Lorsqu’un salarié, du fait de son départ du GIE en cours d’année, pour quelque cause que ce soit, n’a pas travaillé sur la totalité de la période de référence telle que définie à l’article 2 du présent accord, une régularisation est effectuée en fin de période de référence ou à la date de la rupture effective du contrat, selon les modalités suivantes :
S'il apparaît que le salarié a accompli une durée de travail supérieure à la durée correspondant au salaire lissé, il est accordé au salarié un complément de rémunération équivalent à la différence de rémunération entre celle correspondant aux heures réellement effectuées et celles rémunérées ;
Si les sommes versées sont supérieures à celles correspondant au nombre d'heures réellement accomplies, une retenue est opérée à due concurrence au titre du solde de tout compte en cas de rupture du contrat de travail en cours d’année.
Décompte des absences du salarié au cours de la période annuelle
Les absences de toute nature sont comptabilisées pour le volume d'heures qui aurait dû être travaillé selon le planning prévisionnel.
Si ce volume ne peut être déterminé, notamment en raison d’une absence de longue durée ou d’un congé maternité, elles sont décomptées pour la valeur de la durée moyenne de travail, correspondant à 7 heures par jour à l’exception :
des salariés à temps partiel pour lesquels les absences seront décomptées au prorata (durée quotidienne contractuelle moyenne),
des salariés soumis à des heures supplémentaires forfaitaires contractualisées pour lesquels les absences seront décomptées en tenant compte de celles-ci (durée quotidienne contractuelle moyenne).
Les absences rémunérées ou indemnisées ainsi que les absences autorisées et les absences résultant d'une maladie ou d'un accident ne donnent pas lieu à récupération.

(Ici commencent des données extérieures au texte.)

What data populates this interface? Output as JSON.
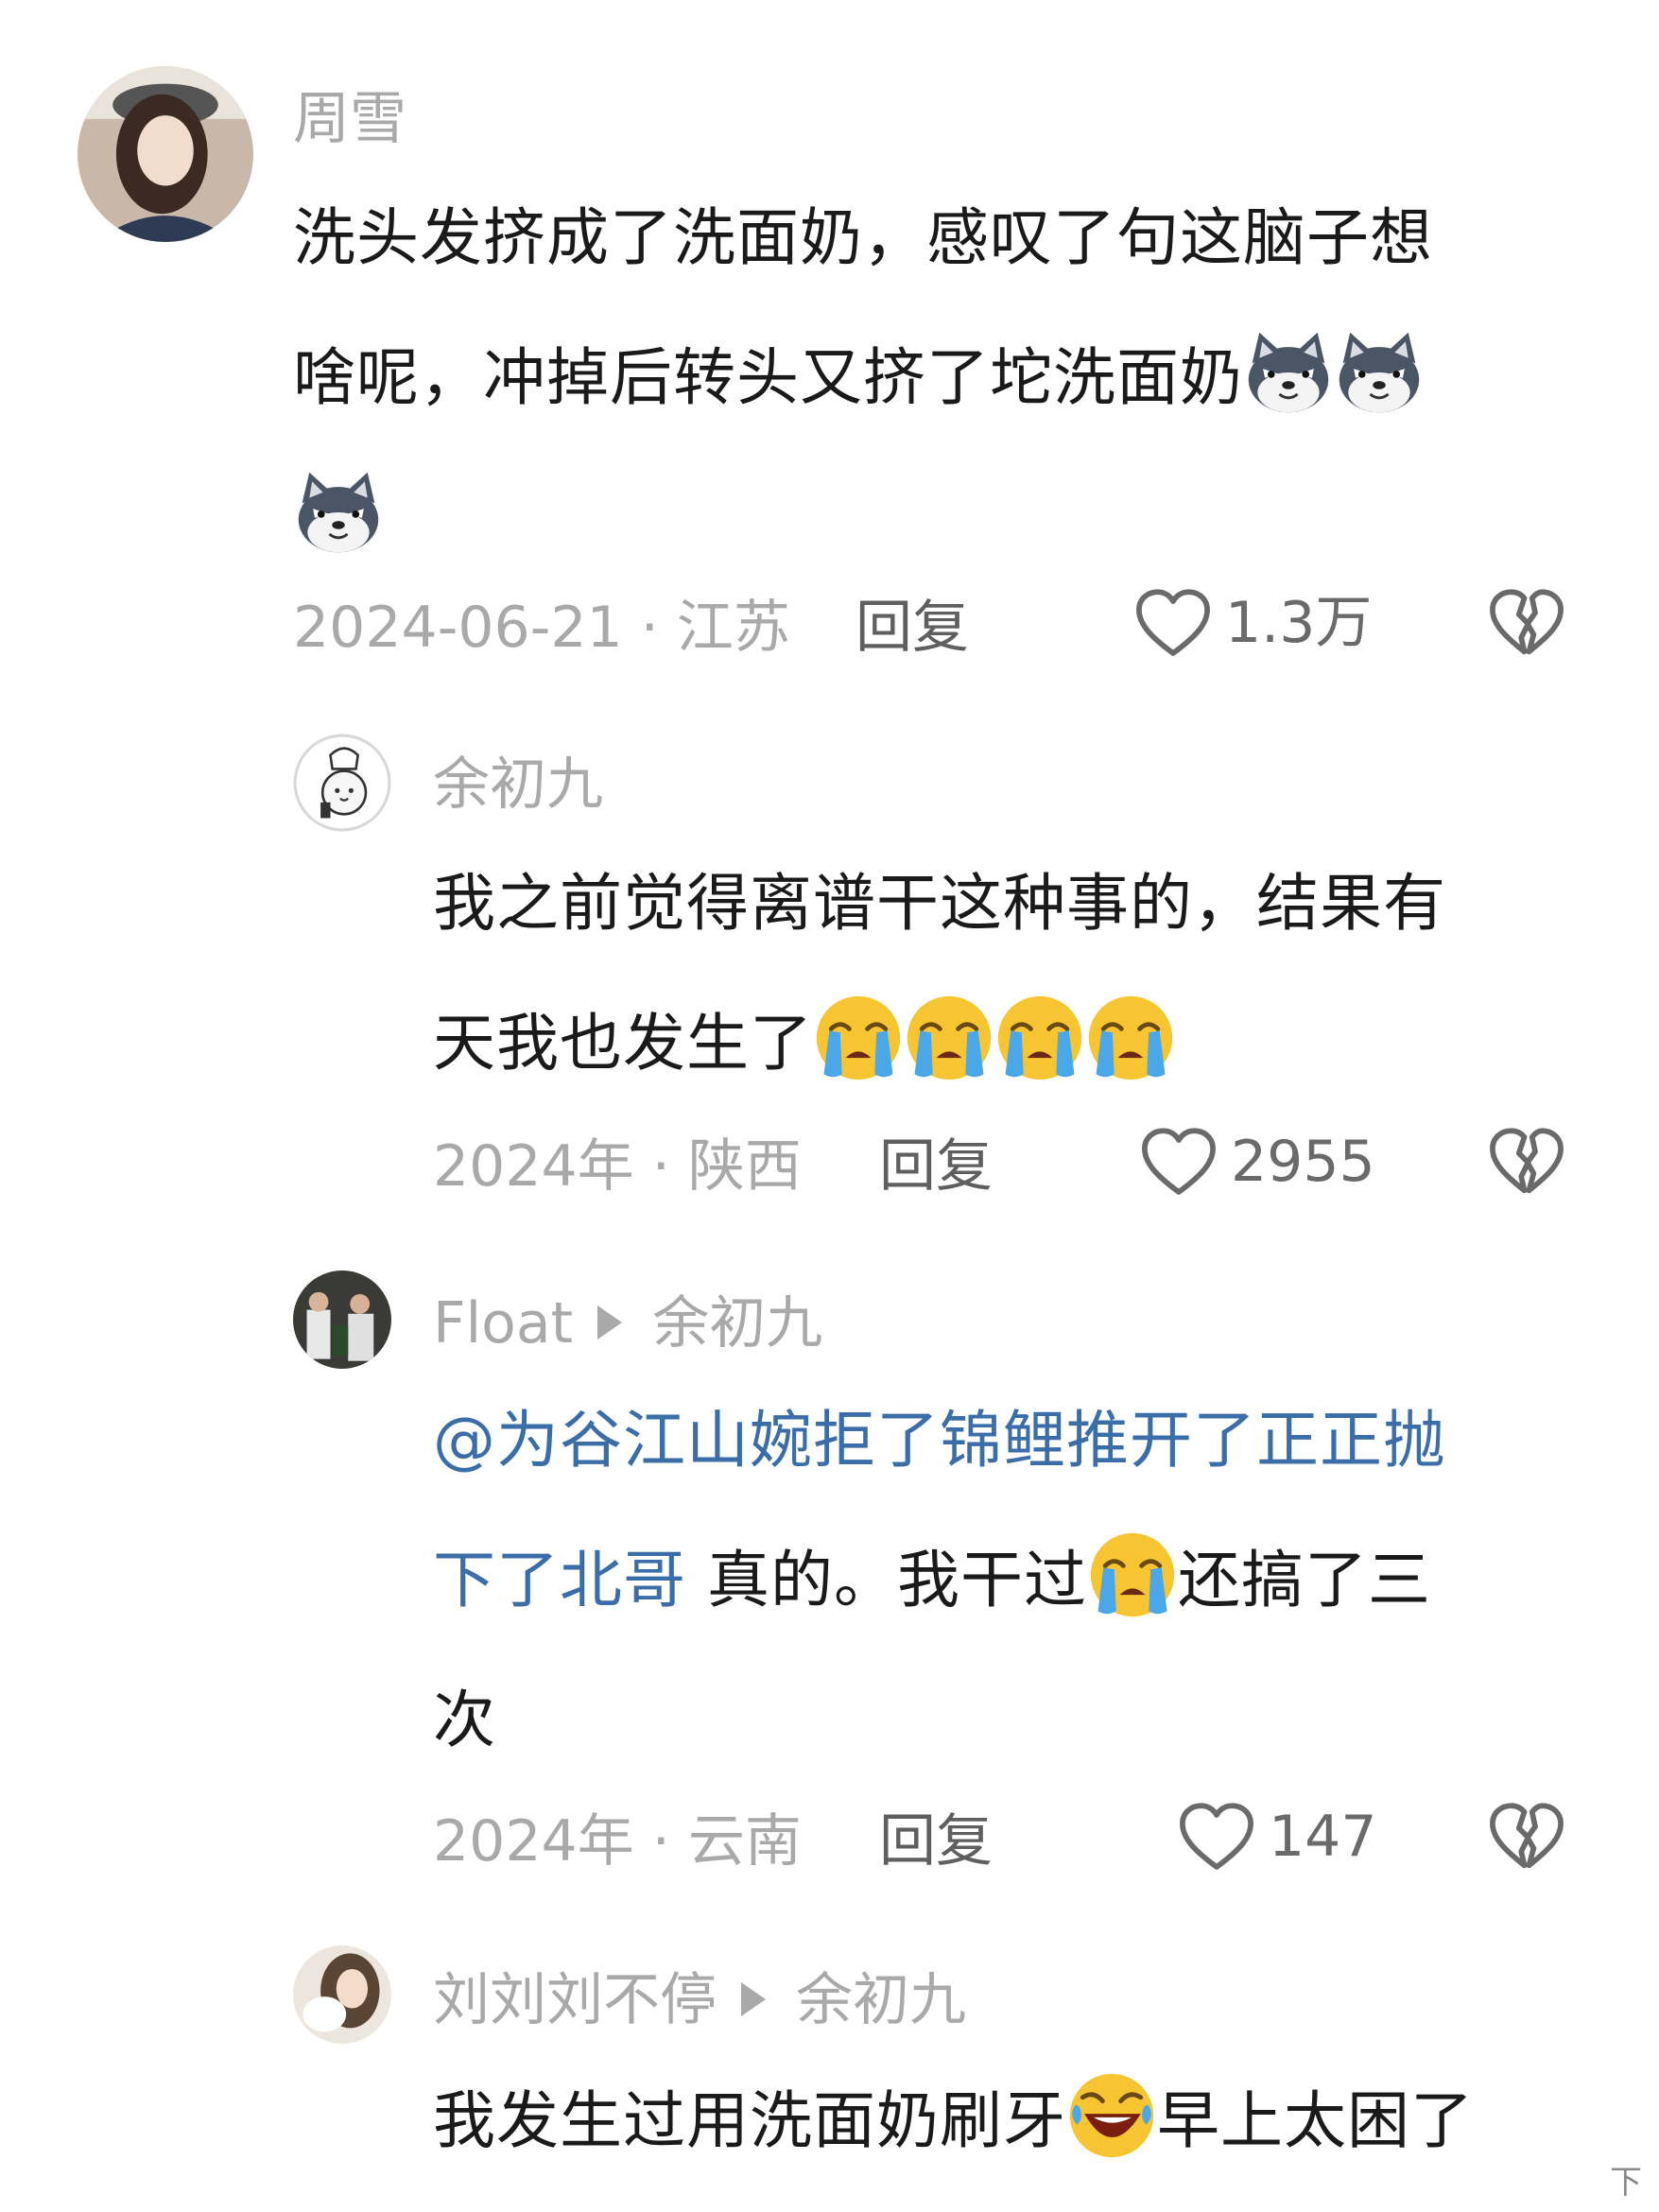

Elles sont prises en compte pour l’appréciation de la durée annuelle de travail.
PARTIE 2 - DISPOSITIONS FINALES
Portée de l’accord
Les Parties rappellent expressément que les dispositions du présent accord se substituent de plein droit, à compter de leur entrée en vigueur, aux accords, décisions unilatérales, notes de service et usages en vigueur au sein du GIE, ayant le même objet que les dispositions du présent accord.
Durée et entrée en vigueur
Le présent accord est conclu pour une durée indéterminée.
Il entrera en vigueur le 1er janvier 2022, sous réserve de son approbation à la majorité des 2/3 du personnel du GIE étant précisé que le GIE ne disposant, à date, que d’un salarié unique, l’approbation de l’accord par ce seul salarié suffira pour que le présent accord acquière la valeur d’un accord collectif.
Il est susceptible d’être modifié, par avenant, conformément aux dispositions légales en vigueur.
Il peut être dénoncé, dans les conditions fixées par les articles L.2261-9 et suivants du Code du travail par l’une ou l’autre des parties signataires avec un préavis de 3 mois courant à compter de sa notification par son auteur par lettre recommandée avec accusé de réception à l’autre partie signataire. Dans ce cas, les Parties se réuniront pendant la durée du préavis pour discuter des possibilités de conclure un nouvel accord.
Formalités de dépôt et publicité
Le présent accord est établi en nombre suffisant d’exemplaires en vue de sa remise à chacune des Parties signataires et de son dépôt.
Le présent accord est déposé, à la diligence du GIE, en deux exemplaires, dont une version sur support papier signée des Parties auprès de la DREETS et une version sur support électronique sur le portail www.teleaccords.travail-emploi.gouv.fr, accompagnés des informations prévues par l’article D.2231-7 du Code du travail.
Un exemplaire papier sera, en outre, déposé auprès du secrétariat du greffe du Conseil de Prud’hommes compétent.
Un exemplaire à jour du présent accord sera mis à disposition des salariés auprès de la Direction du GIE. Un avis sera affiché pour indiquer aux salariés le lieu où ils pourront le consulter.